Early in January 1806 Golovkin and his cortège reached Urga (Ulan Bator) on their way to Beijing. In Urga, in bitterly cold weather, the entire company were invited to attend an open-air reception at which they were expected to perform the kowtow before a table on which stood a wooden tablet and three candles. Golovkin refused, declaring that he would be happy to prostrate himself before the emperor but could not do so before a piece of wood. With that, the prospects for the mission melted away, and Golovkin and his large train had to retrace their steps to Irkutsk and then St Petersburg.

==Ramifications==
Nothing significant has been written on the Golovkin expedition, even in Russia, since 1875. For the post-war period that may largely be due to the enforced sensitivities of Soviet scholars to the delicacy of Sino-Soviet relations, for, as one of them put it in 1959, it was all a question of the penetration and exploitation of the Chinese market, and that was hardly a friendly act.

The Golovkin embassy was a political failure, but it provided a unique intellectual opportunity which was not missed by contemporaries in St Petersburg. Filipp Vigel’, whose reminiscences are a valuable source for the workings of Russian upper-class society in the nineteenth century, recorded that the prospect of travelling to China excited much interest; his own motives for participating were, however, somewhat mercenary, for he was short of money and it was only through his influential connections that he was able to land himself with a well-paid position on the embassy in a clerical capacity. More significantly, the embassy included a party of scientists and other ‘savants’ under the direction of the Academy of Sciences and under the leadership of Count Jan Potocki (1761–1815).
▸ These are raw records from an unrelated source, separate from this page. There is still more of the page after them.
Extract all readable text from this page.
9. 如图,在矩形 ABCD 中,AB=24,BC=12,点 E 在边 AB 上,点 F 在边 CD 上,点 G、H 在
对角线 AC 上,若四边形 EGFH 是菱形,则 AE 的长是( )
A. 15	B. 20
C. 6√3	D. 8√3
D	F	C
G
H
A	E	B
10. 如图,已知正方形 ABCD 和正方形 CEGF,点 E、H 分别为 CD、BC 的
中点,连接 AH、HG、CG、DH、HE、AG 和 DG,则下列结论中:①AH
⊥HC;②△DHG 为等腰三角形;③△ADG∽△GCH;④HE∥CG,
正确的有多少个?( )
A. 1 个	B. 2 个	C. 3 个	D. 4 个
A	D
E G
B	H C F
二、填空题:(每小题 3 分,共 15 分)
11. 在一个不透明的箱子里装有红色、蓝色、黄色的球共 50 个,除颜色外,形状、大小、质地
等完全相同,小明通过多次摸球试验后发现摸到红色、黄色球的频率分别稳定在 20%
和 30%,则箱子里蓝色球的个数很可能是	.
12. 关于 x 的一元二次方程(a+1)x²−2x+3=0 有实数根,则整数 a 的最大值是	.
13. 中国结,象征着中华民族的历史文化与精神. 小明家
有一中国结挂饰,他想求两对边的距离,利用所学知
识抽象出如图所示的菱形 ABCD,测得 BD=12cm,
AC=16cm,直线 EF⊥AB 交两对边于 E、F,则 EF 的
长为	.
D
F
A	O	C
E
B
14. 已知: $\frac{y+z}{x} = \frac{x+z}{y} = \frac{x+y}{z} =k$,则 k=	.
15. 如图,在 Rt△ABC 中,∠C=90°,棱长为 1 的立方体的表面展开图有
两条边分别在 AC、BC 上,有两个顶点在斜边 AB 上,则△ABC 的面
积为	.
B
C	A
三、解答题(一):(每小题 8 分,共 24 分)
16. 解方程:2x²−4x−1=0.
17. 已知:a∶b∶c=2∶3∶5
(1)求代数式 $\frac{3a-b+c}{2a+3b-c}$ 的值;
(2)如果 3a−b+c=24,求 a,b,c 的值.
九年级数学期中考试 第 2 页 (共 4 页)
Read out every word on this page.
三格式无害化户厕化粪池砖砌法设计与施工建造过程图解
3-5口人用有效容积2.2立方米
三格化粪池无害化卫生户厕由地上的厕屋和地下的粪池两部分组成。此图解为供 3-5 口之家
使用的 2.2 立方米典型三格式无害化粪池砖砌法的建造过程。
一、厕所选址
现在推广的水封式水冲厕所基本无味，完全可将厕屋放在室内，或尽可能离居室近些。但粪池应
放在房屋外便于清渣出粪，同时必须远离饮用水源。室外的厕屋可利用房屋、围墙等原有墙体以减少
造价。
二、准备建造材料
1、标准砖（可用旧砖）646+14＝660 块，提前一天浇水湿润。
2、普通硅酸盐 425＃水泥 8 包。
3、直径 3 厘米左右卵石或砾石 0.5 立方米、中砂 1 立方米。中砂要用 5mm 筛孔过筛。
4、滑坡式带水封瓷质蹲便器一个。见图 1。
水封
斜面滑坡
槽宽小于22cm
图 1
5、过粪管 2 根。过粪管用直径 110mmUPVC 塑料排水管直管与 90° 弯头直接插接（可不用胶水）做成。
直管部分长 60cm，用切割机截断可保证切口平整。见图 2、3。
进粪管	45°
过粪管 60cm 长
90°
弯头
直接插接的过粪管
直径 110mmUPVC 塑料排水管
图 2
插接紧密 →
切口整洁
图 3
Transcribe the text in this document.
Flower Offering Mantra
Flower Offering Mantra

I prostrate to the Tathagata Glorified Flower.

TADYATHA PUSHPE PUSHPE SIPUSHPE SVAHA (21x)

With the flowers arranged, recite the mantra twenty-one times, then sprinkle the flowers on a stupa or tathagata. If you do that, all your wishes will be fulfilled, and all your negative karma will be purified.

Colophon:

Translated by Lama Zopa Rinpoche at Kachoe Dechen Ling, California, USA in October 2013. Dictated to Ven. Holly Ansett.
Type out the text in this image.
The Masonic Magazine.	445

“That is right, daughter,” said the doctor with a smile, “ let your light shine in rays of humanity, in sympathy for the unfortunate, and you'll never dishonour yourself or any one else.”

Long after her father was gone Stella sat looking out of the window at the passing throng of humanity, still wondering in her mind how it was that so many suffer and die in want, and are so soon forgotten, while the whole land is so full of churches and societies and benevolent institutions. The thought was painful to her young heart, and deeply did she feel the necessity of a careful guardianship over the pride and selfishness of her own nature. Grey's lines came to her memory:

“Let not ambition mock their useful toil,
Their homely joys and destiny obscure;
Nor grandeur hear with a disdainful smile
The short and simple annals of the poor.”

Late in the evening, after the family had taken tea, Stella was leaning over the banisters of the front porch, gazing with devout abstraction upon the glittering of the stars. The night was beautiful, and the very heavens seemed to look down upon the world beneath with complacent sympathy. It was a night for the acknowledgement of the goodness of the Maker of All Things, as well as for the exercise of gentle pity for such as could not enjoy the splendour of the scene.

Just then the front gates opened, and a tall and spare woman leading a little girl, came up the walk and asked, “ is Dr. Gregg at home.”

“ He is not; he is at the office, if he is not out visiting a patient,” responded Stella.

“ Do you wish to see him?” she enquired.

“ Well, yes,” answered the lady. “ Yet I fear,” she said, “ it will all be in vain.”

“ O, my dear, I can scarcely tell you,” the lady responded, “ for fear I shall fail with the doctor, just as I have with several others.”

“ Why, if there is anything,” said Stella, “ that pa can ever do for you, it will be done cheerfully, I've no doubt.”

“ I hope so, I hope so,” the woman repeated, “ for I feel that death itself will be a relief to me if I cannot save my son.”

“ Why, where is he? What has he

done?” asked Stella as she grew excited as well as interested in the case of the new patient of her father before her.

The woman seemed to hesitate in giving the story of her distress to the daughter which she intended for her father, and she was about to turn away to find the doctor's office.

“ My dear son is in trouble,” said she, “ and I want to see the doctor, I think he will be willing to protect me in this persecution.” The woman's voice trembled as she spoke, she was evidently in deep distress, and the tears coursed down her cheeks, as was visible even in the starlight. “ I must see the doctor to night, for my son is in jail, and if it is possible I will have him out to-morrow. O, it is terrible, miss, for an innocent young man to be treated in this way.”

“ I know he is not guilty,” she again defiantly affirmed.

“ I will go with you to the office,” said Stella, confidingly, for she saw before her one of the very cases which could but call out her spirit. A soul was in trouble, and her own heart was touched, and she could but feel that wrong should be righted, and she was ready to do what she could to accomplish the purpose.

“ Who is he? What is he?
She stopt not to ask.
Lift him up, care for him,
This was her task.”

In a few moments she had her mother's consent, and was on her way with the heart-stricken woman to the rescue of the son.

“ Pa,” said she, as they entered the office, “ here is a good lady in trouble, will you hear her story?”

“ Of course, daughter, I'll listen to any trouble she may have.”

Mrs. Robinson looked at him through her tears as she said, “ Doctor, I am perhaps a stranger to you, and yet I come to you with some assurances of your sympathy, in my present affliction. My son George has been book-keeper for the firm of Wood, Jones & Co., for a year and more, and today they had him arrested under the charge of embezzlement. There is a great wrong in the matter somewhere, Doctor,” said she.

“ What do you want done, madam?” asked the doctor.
Potocki's leadership of the scientific team was not simply a matter of his personal connections with the fellow Pole, Prince Adam Jerzy Czartoryski, for his intellectual and political credentials for fulfilling that role were impeccable, and without him it is unlikely that the brilliant German orientalist, Julius Klaproth, would have had any part to play in the mission. Others in the party of scientists carried out a detailed exploration of Siberia, studies of the flora and fauna, and so on.